Chimamanda Ngozi Adichie is a Nigerian author who has written novels, short stories, and nonfiction. According to the Times Literary Supplement, she is the most prominent among a procession of highly acclaimed young Anglophone authors who are influential in exposing a new generation of readers to African literature, particularly in the United States, which is often considered her second home.
The feminist author Adichie is associated with many books, including Purple Hibiscus (2003), A Biafran Half of a Yellow Sun (2006), and Americanah (2013).
We Should All Be Feminists in 2014, and the short story collection, The Thing Around Your Neck, in 2009. Moreover, she has recently published books, including Notes on Grief, Sikora, and more.
Chimamanda Ngozi Adichie Biography
| Name | Chimamanda Ngozi Adichie |
| Career | Feminist, Writer, and Novelist |
| Father | Nwoye Adichie |
| Mother | Grace Ifeom |
| Education | Johns Hopkins University, Yale University. |
| Relationship | Ivara Esege |
Early Life
Chimamanda Ngozi Adichie (born September 15, 1977, 48 years old) is from an Igbo family in Enugu, Nigeria. Her father, James Nwoye Adichie (1932-2020), was married to her mother, Grace Ifeom (1942-2021).
However, her father was a Professor of statistics at the University of Nigeria, where she attended school, while her mother was the University’s first female registrar.
Adichie completed her education at the University of Nigeria secondary school, Nsukka, where she studied Medicine and Pharmacy for a year and a half.
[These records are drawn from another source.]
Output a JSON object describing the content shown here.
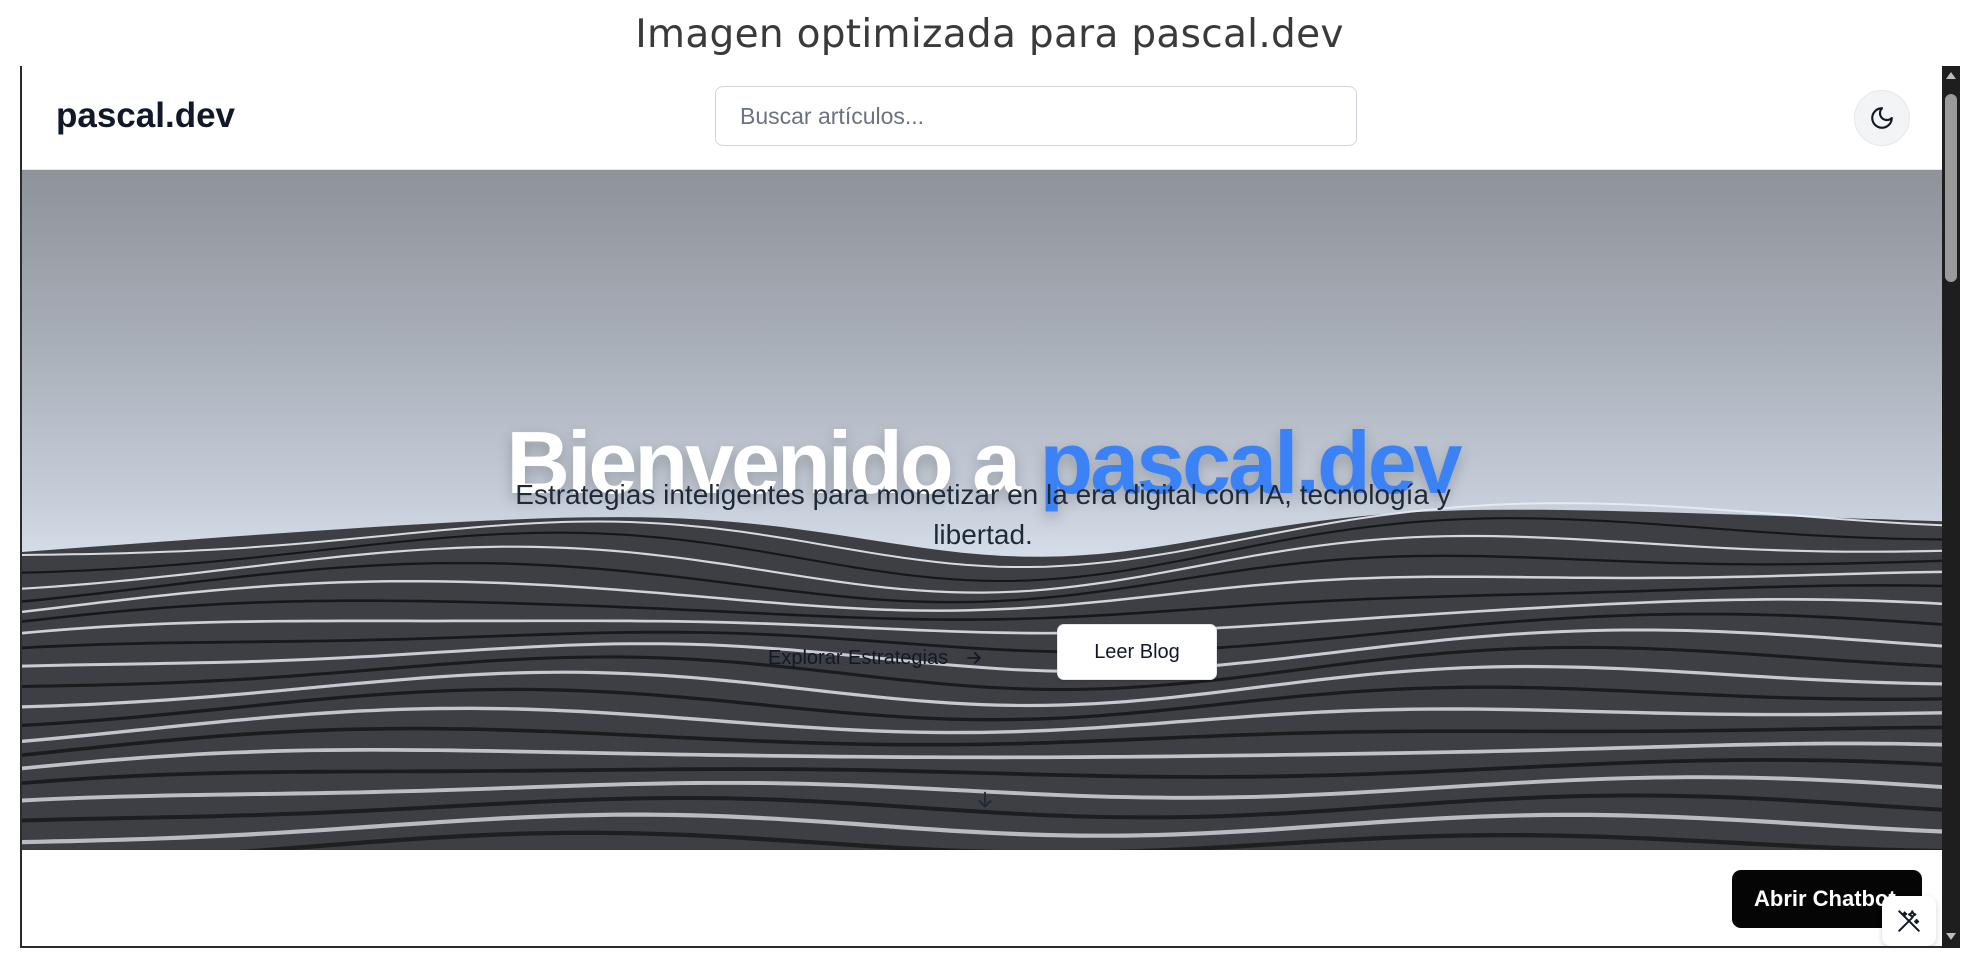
{
  "caption": "Imagen optimizada para pascal.dev",
  "navbar": {
    "logo": "pascal.dev",
    "search_placeholder": "Buscar artículos...",
    "theme_toggle_icon": "moon-icon"
  },
  "hero": {
    "title_part1": "Bienvenido a ",
    "title_part2": "pascal.dev",
    "subtitle": "Estrategias inteligentes para monetizar en la era digital con IA, tecnología y libertad.",
    "explore_label": "Explorar Estrategias",
    "explore_icon": "arrow-right-icon",
    "blog_label": "Leer Blog",
    "scroll_icon": "arrow-down-icon",
    "accent_color": "#3b82f6"
  },
  "floating": {
    "chat_label": "Abrir Chatbot",
    "wand_icon": "magic-wand-off-icon"
  }
}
At the same time, she edited the University’s Catholic Medical Students’ Magazine, The Compass.

To study communications and political science, Adichie, at age 19, left Nigeria for Drexel University in Philadelphia, Pennsylvania. She later transferred to Eastern Connecticut State University (ECSU), where she got a Bachelor’s degree summa cum laude in 2001.
She received a Master of Creative Writing from Johns Hopkins University in 2003 and a Master of Arts in African Studies from Yale University in 2008.
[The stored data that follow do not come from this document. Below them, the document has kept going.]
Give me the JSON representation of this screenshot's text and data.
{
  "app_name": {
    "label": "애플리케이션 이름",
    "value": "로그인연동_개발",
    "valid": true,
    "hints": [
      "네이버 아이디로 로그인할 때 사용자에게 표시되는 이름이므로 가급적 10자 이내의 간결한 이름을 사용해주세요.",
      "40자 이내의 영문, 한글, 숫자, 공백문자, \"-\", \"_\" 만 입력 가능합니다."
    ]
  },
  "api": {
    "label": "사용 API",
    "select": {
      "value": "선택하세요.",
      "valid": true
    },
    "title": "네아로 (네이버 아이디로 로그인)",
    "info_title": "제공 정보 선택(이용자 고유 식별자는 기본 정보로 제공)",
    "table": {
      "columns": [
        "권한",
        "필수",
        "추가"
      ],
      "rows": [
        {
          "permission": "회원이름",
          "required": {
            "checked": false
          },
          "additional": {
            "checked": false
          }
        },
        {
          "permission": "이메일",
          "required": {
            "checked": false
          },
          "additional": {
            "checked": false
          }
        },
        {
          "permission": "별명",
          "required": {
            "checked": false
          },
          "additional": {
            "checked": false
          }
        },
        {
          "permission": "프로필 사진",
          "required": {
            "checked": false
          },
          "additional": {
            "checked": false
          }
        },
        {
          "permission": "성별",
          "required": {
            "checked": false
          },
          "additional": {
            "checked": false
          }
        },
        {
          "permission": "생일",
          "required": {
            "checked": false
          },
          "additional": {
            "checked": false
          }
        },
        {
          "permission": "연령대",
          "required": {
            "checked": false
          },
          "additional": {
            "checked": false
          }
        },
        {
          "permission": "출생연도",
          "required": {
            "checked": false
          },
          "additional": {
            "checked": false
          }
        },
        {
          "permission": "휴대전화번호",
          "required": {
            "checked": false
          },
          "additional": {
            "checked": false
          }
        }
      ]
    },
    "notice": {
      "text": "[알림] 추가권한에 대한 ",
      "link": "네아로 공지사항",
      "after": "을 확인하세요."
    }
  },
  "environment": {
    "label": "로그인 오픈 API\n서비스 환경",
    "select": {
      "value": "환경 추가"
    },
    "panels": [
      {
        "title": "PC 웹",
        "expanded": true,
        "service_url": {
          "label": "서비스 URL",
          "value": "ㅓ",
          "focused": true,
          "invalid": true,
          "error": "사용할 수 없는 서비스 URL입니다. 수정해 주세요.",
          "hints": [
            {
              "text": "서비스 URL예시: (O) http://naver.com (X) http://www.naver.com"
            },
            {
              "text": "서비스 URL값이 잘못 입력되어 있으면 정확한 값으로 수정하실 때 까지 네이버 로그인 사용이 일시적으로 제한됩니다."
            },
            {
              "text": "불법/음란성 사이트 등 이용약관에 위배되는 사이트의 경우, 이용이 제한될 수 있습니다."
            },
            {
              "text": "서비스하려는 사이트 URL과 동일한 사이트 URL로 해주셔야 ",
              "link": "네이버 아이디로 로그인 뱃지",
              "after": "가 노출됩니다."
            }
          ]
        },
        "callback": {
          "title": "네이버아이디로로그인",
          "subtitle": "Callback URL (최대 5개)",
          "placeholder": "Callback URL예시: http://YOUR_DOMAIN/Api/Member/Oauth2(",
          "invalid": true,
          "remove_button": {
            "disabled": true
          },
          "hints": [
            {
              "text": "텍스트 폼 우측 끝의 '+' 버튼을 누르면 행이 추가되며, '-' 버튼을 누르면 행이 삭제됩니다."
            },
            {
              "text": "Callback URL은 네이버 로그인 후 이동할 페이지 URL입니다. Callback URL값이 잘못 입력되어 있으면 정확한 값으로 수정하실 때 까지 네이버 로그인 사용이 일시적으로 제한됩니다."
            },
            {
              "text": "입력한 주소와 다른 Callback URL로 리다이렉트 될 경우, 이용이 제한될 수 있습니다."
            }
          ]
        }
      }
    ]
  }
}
She holds sixteen honorary doctorates from some of the world’s leading universities, including Yale, Johns Hopkins University, and Duke University. Still, she got her sixteenth at the Catholic University of Louvain.
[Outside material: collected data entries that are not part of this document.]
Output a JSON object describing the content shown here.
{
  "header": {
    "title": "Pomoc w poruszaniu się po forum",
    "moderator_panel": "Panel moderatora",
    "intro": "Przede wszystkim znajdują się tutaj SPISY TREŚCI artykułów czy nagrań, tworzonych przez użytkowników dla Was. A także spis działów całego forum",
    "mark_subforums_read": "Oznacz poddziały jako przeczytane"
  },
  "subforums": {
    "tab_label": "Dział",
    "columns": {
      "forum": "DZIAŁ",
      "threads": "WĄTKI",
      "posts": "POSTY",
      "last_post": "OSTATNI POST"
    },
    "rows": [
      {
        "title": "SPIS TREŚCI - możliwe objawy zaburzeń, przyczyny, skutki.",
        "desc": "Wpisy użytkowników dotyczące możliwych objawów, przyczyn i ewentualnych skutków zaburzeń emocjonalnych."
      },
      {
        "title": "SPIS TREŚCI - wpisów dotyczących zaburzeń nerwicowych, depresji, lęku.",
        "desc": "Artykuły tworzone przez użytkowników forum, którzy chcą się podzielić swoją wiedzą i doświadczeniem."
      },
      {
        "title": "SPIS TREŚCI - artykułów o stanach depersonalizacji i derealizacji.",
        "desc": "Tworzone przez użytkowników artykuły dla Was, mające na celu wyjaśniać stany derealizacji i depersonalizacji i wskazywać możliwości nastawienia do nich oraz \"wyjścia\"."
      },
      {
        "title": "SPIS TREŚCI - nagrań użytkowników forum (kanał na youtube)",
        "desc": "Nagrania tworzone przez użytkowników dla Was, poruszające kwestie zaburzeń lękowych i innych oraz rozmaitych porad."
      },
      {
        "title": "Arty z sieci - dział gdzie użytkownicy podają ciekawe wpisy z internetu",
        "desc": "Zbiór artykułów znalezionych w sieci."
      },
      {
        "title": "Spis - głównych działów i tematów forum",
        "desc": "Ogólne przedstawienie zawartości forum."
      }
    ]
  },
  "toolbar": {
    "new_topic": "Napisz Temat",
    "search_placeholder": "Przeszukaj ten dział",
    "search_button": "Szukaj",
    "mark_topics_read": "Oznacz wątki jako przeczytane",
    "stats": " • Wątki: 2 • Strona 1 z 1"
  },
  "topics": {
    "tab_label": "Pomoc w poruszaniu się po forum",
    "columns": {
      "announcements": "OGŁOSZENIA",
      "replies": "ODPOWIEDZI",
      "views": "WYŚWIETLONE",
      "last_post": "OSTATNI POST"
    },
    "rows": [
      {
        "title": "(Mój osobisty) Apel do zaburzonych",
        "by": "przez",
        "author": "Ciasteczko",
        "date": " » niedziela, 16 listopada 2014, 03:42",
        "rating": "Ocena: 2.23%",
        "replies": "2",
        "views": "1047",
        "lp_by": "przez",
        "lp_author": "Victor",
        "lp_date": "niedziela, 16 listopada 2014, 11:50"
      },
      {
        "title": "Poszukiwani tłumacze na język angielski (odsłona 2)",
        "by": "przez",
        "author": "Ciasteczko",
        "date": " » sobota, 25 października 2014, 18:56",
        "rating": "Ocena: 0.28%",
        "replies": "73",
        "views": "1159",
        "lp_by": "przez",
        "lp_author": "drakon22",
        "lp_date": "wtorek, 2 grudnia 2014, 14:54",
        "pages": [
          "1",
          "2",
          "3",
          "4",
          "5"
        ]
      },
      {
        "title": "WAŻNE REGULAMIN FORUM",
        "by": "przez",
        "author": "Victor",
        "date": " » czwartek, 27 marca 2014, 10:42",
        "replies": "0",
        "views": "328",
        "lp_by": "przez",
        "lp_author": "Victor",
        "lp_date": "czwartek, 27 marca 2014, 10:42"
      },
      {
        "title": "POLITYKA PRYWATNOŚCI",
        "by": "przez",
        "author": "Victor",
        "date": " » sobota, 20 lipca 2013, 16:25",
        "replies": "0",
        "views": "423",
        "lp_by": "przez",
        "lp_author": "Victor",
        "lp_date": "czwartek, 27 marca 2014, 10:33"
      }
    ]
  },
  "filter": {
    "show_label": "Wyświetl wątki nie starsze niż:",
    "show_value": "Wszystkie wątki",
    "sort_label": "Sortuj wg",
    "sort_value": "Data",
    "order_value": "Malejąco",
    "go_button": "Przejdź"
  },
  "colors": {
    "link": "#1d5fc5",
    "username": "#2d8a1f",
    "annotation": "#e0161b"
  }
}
During the 2005/2006 academic year, she was a Hodder Fellow at Princeton University, a one-year fellowship that provided financial support.
CAREER
Her Initial and Original inspiration was derived from Chinua Achebe after reading his book Things Fall Apart (1958) at age 10. More inspiration was drawn from other Authors, like Buchi Emecheta, upon whose death Adichie said: Buchi Emecheta.

We can speak because you first spoke precisely to Camara Laye and her book titled The African Child.
Using the name Amanda N. Adichie, she published a collection of poems in 1997 titled Decisions and a play titled For Love of Biafra in 1998.
The Caine Prize for African writing for her short story (You in America, The Harmattan Morning) was awarded as a joint winner of the 2002 BBC World Service Short Story Awards in 2022.
In 2002/2003, Chimamanda Ngozi Adichie won the David T. Wong International Short Story Prize for the PEN Center Award.
Half of a Yellow Sun, her second novel, was adapted into a film directed by Biyi Bandele. BAFTA award-winner, Academy nominee Chiwetel Ejiofor, and BAFTA winner Thandiwe Newton starred in the film. The film was released in 2014.

From 2015 to 2020, Adichie took a role as co-curator of the PEN World Voices Festival, wrote and published a new book titled Dear Ijeawele, was elected into the 237th class of the American Academy of Arts and Science, and published Sikora, a stand-alone Short Story about sexism and single motherhood.
Adichie released a memoir based on her father’s death in May 2021, titled Notes on Grief.
PERSONAL LIFE AND RELATIONSHIP
Chimamanda Ngozi Adichie, married to Ivara Esege in 2009, is a Nigerian novelist. Their union has produced a daughter.
She teaches writing in Workshops, dividing her time between Nigeria and the United States.
AWARDS AND NOMINATIONS
She has sixteen honorary doctorate degrees from some of the world’s best Universities.
Net Worth
Chimamanda Ngozi Adichie is one of the most successful female writers in Nigeria and Africa, with an estimated net worth of $500,000. She earns most of her wealth from her best-selling books and speaking at various events.